SoulSlave wrote:I see, I was in fact wondering, because of the way Bulldozer decodes 256bit simd instructions into two smaller instructions (did I get it right?), and it chews trhough 128bit instructions directly...
Meaning it would have twice as much trhoughput as SB in 128bit instructions and half as that in 256bit ones...
As for discussing it, i allways thought that forums were for that purpose... I can see the point in discussing things that are allready out in the market, but i think it is way cooler to gain a litle perspective in discussing new technologies with people that know more than you might...

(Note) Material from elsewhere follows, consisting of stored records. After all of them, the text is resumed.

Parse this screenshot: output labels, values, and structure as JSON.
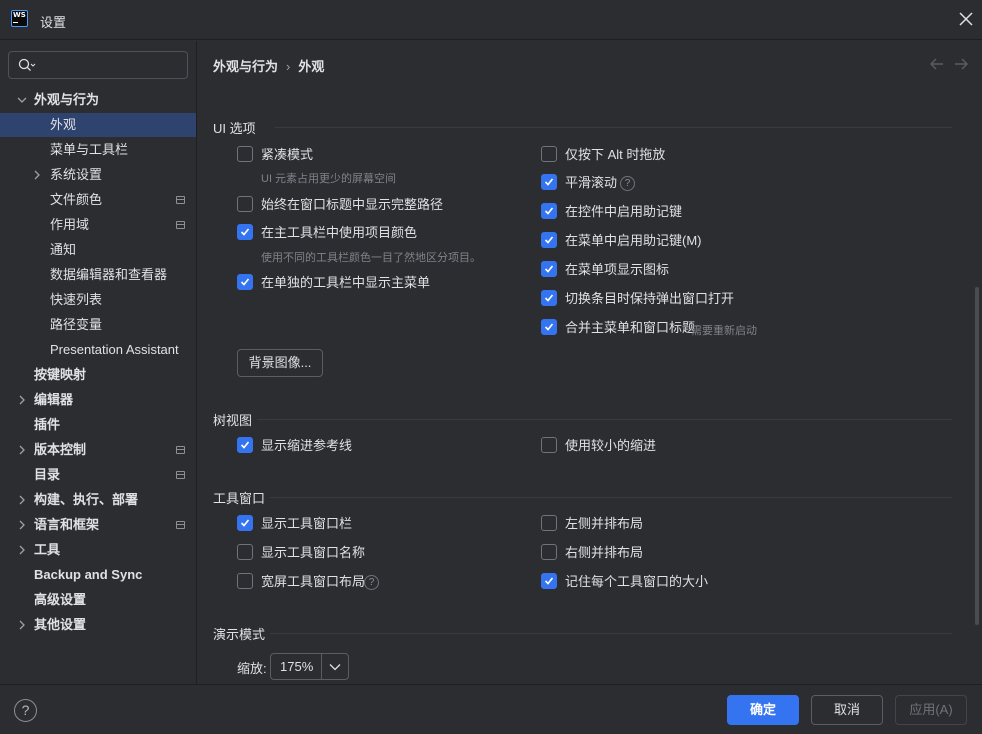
{
  "window": {
    "title": "设置",
    "logo_text": "WS"
  },
  "search": {
    "placeholder": ""
  },
  "sidebar": {
    "items": [
      {
        "label": "外观与行为",
        "bold": true,
        "expanded": true,
        "level": 0
      },
      {
        "label": "外观",
        "level": 1,
        "selected": true
      },
      {
        "label": "菜单与工具栏",
        "level": 1
      },
      {
        "label": "系统设置",
        "level": 1,
        "collapsible": true
      },
      {
        "label": "文件颜色",
        "level": 1,
        "project_icon": true
      },
      {
        "label": "作用域",
        "level": 1,
        "project_icon": true
      },
      {
        "label": "通知",
        "level": 1
      },
      {
        "label": "数据编辑器和查看器",
        "level": 1
      },
      {
        "label": "快速列表",
        "level": 1
      },
      {
        "label": "路径变量",
        "level": 1
      },
      {
        "label": "Presentation Assistant",
        "level": 1
      },
      {
        "label": "按键映射",
        "bold": true,
        "level": 0
      },
      {
        "label": "编辑器",
        "bold": true,
        "level": 0,
        "collapsible": true
      },
      {
        "label": "插件",
        "bold": true,
        "level": 0
      },
      {
        "label": "版本控制",
        "bold": true,
        "level": 0,
        "collapsible": true,
        "project_icon": true
      },
      {
        "label": "目录",
        "bold": true,
        "level": 0,
        "project_icon": true
      },
      {
        "label": "构建、执行、部署",
        "bold": true,
        "level": 0,
        "collapsible": true
      },
      {
        "label": "语言和框架",
        "bold": true,
        "level": 0,
        "collapsible": true,
        "project_icon": true
      },
      {
        "label": "工具",
        "bold": true,
        "level": 0,
        "collapsible": true
      },
      {
        "label": "Backup and Sync",
        "bold": true,
        "level": 0
      },
      {
        "label": "高级设置",
        "bold": true,
        "level": 0
      },
      {
        "label": "其他设置",
        "bold": true,
        "level": 0,
        "collapsible": true
      }
    ]
  },
  "breadcrumb": {
    "parent": "外观与行为",
    "separator": "›",
    "current": "外观"
  },
  "sections": {
    "ui_options": {
      "title": "UI 选项",
      "compact_mode": {
        "label": "紧凑模式",
        "checked": false,
        "hint": "UI 元素占用更少的屏幕空间"
      },
      "full_path_title": {
        "label": "始终在窗口标题中显示完整路径",
        "checked": false
      },
      "project_colors": {
        "label": "在主工具栏中使用项目颜色",
        "checked": true,
        "hint": "使用不同的工具栏颜色一目了然地区分项目。"
      },
      "separate_main_menu": {
        "label": "在单独的工具栏中显示主菜单",
        "checked": true
      },
      "alt_drag": {
        "label": "仅按下 Alt 时拖放",
        "checked": false
      },
      "smooth_scroll": {
        "label": "平滑滚动",
        "checked": true
      },
      "mnemonics_controls": {
        "label": "在控件中启用助记键",
        "checked": true
      },
      "mnemonics_menu": {
        "label": "在菜单中启用助记键(M)",
        "checked": true
      },
      "menu_icons": {
        "label": "在菜单项显示图标",
        "checked": true
      },
      "keep_popup": {
        "label": "切换条目时保持弹出窗口打开",
        "checked": true
      },
      "merge_menu": {
        "label": "合并主菜单和窗口标题",
        "checked": true,
        "hint": "需要重新启动"
      },
      "background_button": "背景图像..."
    },
    "tree_view": {
      "title": "树视图",
      "indent_guides": {
        "label": "显示缩进参考线",
        "checked": true
      },
      "smaller_indent": {
        "label": "使用较小的缩进",
        "checked": false
      }
    },
    "tool_windows": {
      "title": "工具窗口",
      "show_bar": {
        "label": "显示工具窗口栏",
        "checked": true
      },
      "show_names": {
        "label": "显示工具窗口名称",
        "checked": false
      },
      "widescreen": {
        "label": "宽屏工具窗口布局",
        "checked": false
      },
      "left_side": {
        "label": "左侧并排布局",
        "checked": false
      },
      "right_side": {
        "label": "右侧并排布局",
        "checked": false
      },
      "remember_size": {
        "label": "记住每个工具窗口的大小",
        "checked": true
      }
    },
    "presentation": {
      "title": "演示模式",
      "zoom_label": "缩放:",
      "zoom_value": "175%"
    }
  },
  "footer": {
    "ok": "确定",
    "cancel": "取消",
    "apply": "应用(A)",
    "help": "?"
  },
  "colors": {
    "accent": "#3574f0",
    "background": "#2b2d30",
    "selection": "#2e436e"
  }
}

SoulSlave wrote:I am no expert, but it seems a reasonable line of thought, would be nice if someone could corroborate it (or explain why I am wrong) though...
JF-AMD wrote:Why would it have 1/2 the FLOPs?

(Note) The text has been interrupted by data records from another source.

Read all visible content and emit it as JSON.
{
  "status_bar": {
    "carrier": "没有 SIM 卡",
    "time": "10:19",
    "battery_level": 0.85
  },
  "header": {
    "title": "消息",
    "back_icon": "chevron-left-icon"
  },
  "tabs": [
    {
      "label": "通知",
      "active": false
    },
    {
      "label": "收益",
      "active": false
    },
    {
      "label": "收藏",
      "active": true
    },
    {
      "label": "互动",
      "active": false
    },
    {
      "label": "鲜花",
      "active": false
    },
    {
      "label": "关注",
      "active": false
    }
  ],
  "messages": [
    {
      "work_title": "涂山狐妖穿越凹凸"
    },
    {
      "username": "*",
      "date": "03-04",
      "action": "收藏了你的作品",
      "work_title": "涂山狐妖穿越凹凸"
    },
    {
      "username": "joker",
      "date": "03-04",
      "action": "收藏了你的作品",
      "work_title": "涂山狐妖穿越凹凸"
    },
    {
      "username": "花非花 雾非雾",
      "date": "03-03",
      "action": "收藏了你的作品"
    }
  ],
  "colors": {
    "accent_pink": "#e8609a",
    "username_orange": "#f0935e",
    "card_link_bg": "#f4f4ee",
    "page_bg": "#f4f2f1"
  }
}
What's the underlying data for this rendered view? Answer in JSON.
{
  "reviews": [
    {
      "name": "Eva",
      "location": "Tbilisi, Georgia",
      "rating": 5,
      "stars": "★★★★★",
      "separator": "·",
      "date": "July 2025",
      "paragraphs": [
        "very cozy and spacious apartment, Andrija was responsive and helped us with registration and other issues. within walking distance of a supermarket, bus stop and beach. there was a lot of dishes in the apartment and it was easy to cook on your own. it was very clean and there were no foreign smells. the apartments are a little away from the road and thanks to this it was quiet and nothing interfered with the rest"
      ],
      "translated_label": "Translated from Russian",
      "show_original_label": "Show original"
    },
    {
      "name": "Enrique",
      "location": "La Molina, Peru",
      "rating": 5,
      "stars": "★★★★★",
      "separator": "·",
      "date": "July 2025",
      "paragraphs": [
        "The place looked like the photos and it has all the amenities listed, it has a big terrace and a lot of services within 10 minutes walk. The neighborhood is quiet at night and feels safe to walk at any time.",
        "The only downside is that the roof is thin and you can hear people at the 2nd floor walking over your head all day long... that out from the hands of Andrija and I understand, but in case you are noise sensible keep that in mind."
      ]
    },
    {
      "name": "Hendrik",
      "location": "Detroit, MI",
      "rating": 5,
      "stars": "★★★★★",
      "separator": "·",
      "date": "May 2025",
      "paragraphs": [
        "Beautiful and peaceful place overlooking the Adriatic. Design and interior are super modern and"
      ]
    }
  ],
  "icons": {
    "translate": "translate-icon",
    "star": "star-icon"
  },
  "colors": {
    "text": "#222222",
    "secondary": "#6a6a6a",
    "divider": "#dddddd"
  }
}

Sandybridge has 8 FP units. In 256-bit mode it is 8 256-bit. In 128-bit mode it is 8 128-bit.
Bulldozer has 8 Flex FP units. Because it has 16 cores and 16 schedulers, in 256-bit mode it is 8 256-bit units. In 128-bit mode, the FP splits into 2 FMACs that can each operate simultataneously on 2 different threads. In 128-bit software you will have 16 FP units.
Most software will not be recompiled for AVX right off the bat, so assume that there is going to be a lot of legacy advantage for AMD.

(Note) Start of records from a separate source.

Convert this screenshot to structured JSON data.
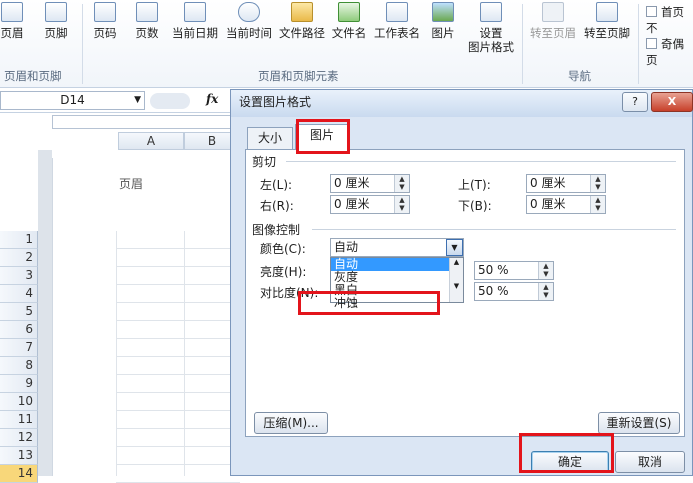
{
  "ribbon": {
    "buttons": [
      {
        "label": "页眉",
        "icon": "header-icon",
        "disabled": false
      },
      {
        "label": "页脚",
        "icon": "footer-icon",
        "disabled": false
      },
      {
        "label": "页码",
        "icon": "page-number-icon",
        "disabled": false
      },
      {
        "label": "页数",
        "icon": "page-count-icon",
        "disabled": false
      },
      {
        "label": "当前日期",
        "icon": "calendar-icon",
        "disabled": false
      },
      {
        "label": "当前时间",
        "icon": "clock-icon",
        "disabled": false
      },
      {
        "label": "文件路径",
        "icon": "folder-icon",
        "disabled": false
      },
      {
        "label": "文件名",
        "icon": "file-icon",
        "disabled": false
      },
      {
        "label": "工作表名",
        "icon": "sheet-icon",
        "disabled": false
      },
      {
        "label": "图片",
        "icon": "picture-icon",
        "disabled": false
      },
      {
        "label": "设置",
        "label2": "图片格式",
        "icon": "format-picture-icon",
        "disabled": false
      },
      {
        "label": "转至页眉",
        "icon": "goto-header-icon",
        "disabled": true
      },
      {
        "label": "转至页脚",
        "icon": "goto-footer-icon",
        "disabled": false
      }
    ],
    "groups": {
      "header_footer": "页眉和页脚",
      "elements": "页眉和页脚元素",
      "navigation": "导航"
    },
    "options": {
      "first_page": "首页不",
      "odd_even": "奇偶页"
    }
  },
  "formula_bar": {
    "name_box": "D14",
    "fx": "fx"
  },
  "sheet": {
    "columns": [
      "A",
      "B"
    ],
    "rows": [
      "1",
      "2",
      "3",
      "4",
      "5",
      "6",
      "7",
      "8",
      "9",
      "10",
      "11",
      "12",
      "13",
      "14"
    ],
    "selected_row": "14",
    "header_text": "页眉"
  },
  "dialog": {
    "title": "设置图片格式",
    "help": "?",
    "close": "X",
    "tabs": [
      "大小",
      "图片"
    ],
    "active_tab": "图片",
    "crop": {
      "section": "剪切",
      "left_label": "左(L):",
      "left_value": "0 厘米",
      "top_label": "上(T):",
      "top_value": "0 厘米",
      "right_label": "右(R):",
      "right_value": "0 厘米",
      "bottom_label": "下(B):",
      "bottom_value": "0 厘米"
    },
    "image_control": {
      "section": "图像控制",
      "color_label": "颜色(C):",
      "color_value": "自动",
      "color_options": [
        "自动",
        "灰度",
        "黑白",
        "冲蚀"
      ],
      "brightness_label": "亮度(H):",
      "brightness_value": "50 %",
      "contrast_label": "对比度(N):",
      "contrast_value": "50 %"
    },
    "compress_label": "压缩(M)...",
    "reset_label": "重新设置(S)",
    "ok_label": "确定",
    "cancel_label": "取消"
  }
}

Reading through some articles about Bulldozer and Sandy Bridge, I can't help but wonder why aren't people giving more credit to the former's FP performance.
sweatshopking wrote:I would say that's a fair comparison, excepting of course that so far, intel has been faster, even with 50% of the cores.
Thorburn wrote:Errrrrm unless I'm missing something here that's just wrong all over the place.
The initial Bulldozer design is 8 'cores', made from 4 modules, so 8-threads, 4 FP units.
The SSE/AVX units are 128-bits in width, with single cycle SSE instructions, two cycles for AVX.
So for a 4 module Bulldozer and a 4-core Sandy Bridge, assuming equal clock speeds, SSE throughput should be equal, but Sandy Bridge will have 2x the AVX throughput.
JF-AMD wrote:sweatshopking wrote:I would say that's a fair comparison, excepting of course that so far, intel has been faster, even with 50% of the cores.
Actually a xeon 5680 is 5-20% slower than an Opteron 6176. Both process 12 threads. Oh, and the AMD is ~20% less expensive.
JF-AMD wrote:Some additional data about Flex FP:
sweatshopking wrote:JF-AMD wrote:Some additional data about Flex FP:
JF, what exactly is your job at AMD?
sweatshopking wrote:omg really? That's hilarious!!
Ok JF, I get what you're doing. Marketing! also, can I work for you? I am a good worker.